Satisfied that the alarm had not been raised, he shut the door, bent over the body, had a close look at it. Pigface was as dead as he could be, the brief spray from the machine pistol having put seven slugs through his obese frame.

It was a pity, in a way, because Mowry would much have liked to have hammered, kicked or otherwise got out of him the answers to some cogent questions. Whether he could have gained his purpose in this respect was highly doubtful but it would have been worth the trying. There were many things he wanted to know about the Kaitempi, in particular the identities of its current victims, their physical condition and where they were hidden. No wasp could find supporters more loyal and enthusiastic than genuine natives of the planet rescued from the strangler’s noose.

But one cannot thump information from a corpse. That was his sole regret. In all other respects he had cause for gratification. For one thing, factual evidence of the methods of the Kaitempi was of such a revolting nature that to remove any one of them from the scheme of things was to do a favour to Sirians and Terrans alike. For another, such a daring, killing was an ideal touch in present circumstances: it lent murderous support to stickers and wall-scrawls.

It was a broad hint to the powers-that-be that somebody was willing and able to do more than talk. The wasp had done plenty of buzzing around. Now it had demonstrated its sting.

He searched the body and got what he had coveted from the moment that Pigface had basked in adulation upon the train. The ornate card set in thin plastic. It bore signs, seals and signatures, certified that the bearer held the rank of major in the Secret Police. Better still, it did not give the bearer’s name and personal description, contenting itself with using a code-number in lieu. The Secret Police, it seemed, could be warily secret even between themselves, a habit of which others could take full advantage.

Mowry now returned attention to the filing cabinet. Most of the stuff within it proved to be worthless, revealing nothing not already known to Terran Intelligence. But there were three files containing case-histories of persons who had also been made to conform to the Kaitempi habit of hiding identities under code-numbers. Evidently Pigface had abstracted them from local headquarters and taken them home to study at leisure.

He scanned these papers rapidly. It soon became clear that the three unknowns had earned the enmity of the government by nursing political ambitions. They were potential rivals of those already in power. The case-histories said nothing to indicate whether they were now living or dead. The implication was that they were still alive, with their fate yet to be decided, otherwise it seemed hardly likely that Pigface would waste time on such documents. Anyway, the disappearance of these vital papers would aggravate the powers-that-be and possibly scare a few of them.
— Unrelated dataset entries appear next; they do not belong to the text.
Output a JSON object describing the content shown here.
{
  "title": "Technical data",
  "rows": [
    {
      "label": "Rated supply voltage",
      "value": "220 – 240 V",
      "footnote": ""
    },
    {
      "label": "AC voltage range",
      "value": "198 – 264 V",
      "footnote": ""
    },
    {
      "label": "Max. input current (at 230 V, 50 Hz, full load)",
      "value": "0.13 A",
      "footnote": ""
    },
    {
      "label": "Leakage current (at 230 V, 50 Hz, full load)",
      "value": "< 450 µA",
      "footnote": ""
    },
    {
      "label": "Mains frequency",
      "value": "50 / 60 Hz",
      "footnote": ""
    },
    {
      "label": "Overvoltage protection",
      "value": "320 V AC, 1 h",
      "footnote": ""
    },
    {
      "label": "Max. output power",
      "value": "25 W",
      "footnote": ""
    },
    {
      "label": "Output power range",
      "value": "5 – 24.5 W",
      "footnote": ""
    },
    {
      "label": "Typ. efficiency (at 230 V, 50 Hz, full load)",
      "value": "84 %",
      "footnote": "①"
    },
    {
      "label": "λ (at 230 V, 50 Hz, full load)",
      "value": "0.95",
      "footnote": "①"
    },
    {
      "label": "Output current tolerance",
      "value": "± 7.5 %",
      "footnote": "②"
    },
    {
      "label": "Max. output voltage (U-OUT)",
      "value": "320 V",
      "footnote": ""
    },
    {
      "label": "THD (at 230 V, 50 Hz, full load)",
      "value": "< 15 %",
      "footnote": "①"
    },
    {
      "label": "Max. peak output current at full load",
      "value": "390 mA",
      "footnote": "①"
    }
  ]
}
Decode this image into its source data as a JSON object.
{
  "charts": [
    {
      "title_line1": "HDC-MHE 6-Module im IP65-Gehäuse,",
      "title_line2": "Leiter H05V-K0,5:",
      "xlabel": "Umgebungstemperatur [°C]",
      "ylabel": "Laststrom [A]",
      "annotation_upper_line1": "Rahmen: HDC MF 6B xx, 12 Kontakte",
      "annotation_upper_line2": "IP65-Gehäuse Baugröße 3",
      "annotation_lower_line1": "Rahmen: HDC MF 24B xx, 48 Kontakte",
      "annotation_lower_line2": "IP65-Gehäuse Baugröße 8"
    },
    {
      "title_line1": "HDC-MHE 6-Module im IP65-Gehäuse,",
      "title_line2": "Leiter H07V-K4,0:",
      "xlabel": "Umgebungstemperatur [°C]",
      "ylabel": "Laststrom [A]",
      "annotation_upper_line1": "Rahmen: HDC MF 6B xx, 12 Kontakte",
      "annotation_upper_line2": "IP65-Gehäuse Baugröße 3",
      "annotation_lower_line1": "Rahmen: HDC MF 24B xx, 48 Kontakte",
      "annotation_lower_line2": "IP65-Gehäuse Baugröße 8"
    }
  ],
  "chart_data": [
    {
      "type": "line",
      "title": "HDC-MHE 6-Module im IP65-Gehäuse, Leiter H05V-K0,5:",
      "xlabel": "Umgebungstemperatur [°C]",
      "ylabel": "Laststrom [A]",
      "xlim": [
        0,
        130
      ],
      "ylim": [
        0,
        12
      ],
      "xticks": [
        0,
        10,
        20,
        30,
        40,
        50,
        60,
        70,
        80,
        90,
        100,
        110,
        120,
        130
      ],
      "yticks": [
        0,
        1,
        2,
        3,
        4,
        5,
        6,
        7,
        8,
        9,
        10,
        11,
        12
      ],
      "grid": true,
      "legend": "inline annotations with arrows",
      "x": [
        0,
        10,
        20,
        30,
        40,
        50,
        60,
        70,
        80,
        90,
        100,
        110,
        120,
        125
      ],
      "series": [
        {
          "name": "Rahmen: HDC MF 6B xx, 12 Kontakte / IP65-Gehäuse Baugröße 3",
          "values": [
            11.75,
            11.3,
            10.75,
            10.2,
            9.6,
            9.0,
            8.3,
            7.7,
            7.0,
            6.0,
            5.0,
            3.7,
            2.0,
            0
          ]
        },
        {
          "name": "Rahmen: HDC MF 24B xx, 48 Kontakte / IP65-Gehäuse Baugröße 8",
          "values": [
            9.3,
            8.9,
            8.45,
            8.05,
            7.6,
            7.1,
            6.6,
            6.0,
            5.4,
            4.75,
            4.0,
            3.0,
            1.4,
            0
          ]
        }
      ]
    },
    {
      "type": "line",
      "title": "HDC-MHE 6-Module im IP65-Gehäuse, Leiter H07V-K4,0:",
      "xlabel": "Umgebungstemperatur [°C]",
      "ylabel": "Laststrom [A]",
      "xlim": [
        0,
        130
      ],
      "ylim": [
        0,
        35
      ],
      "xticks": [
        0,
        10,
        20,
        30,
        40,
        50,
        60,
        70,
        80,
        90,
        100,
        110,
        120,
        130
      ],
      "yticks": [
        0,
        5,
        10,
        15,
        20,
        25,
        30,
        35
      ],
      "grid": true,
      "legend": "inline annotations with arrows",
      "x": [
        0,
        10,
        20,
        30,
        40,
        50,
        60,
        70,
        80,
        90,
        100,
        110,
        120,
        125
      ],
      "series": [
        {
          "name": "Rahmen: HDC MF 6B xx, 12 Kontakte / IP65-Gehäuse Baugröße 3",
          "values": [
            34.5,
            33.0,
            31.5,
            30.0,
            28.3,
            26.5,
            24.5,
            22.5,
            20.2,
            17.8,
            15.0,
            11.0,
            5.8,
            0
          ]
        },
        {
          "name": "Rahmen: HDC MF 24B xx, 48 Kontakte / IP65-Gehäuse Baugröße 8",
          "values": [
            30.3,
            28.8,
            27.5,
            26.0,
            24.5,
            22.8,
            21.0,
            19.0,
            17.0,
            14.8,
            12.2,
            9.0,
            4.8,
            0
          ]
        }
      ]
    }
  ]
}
So he put the files in the case along with the rest of the loot. After that he made a swift hunt around for anything previously overlooked, searched spare suits in the bedroom, discovered, nothing more worth taking. The last chore was to remove from the apartment all clues capable of linking him with the existing situation.

With the case in one hand and the gun in his pocket, he paused in the doorway, looked back at the body.

“Live long!”

Pigface did not deign to reply. He reposed in siience, his podgy right hand clasping a paper on which was inscribed:

Executed by Dirac Angestun Gesept.

Whoever found the body would be sure to pass that message on. It would be equally certain to go from hand to hand, up the ascending scale or rank, right to the top brackets. With any luck at all it would give a few of them the galloping gripes.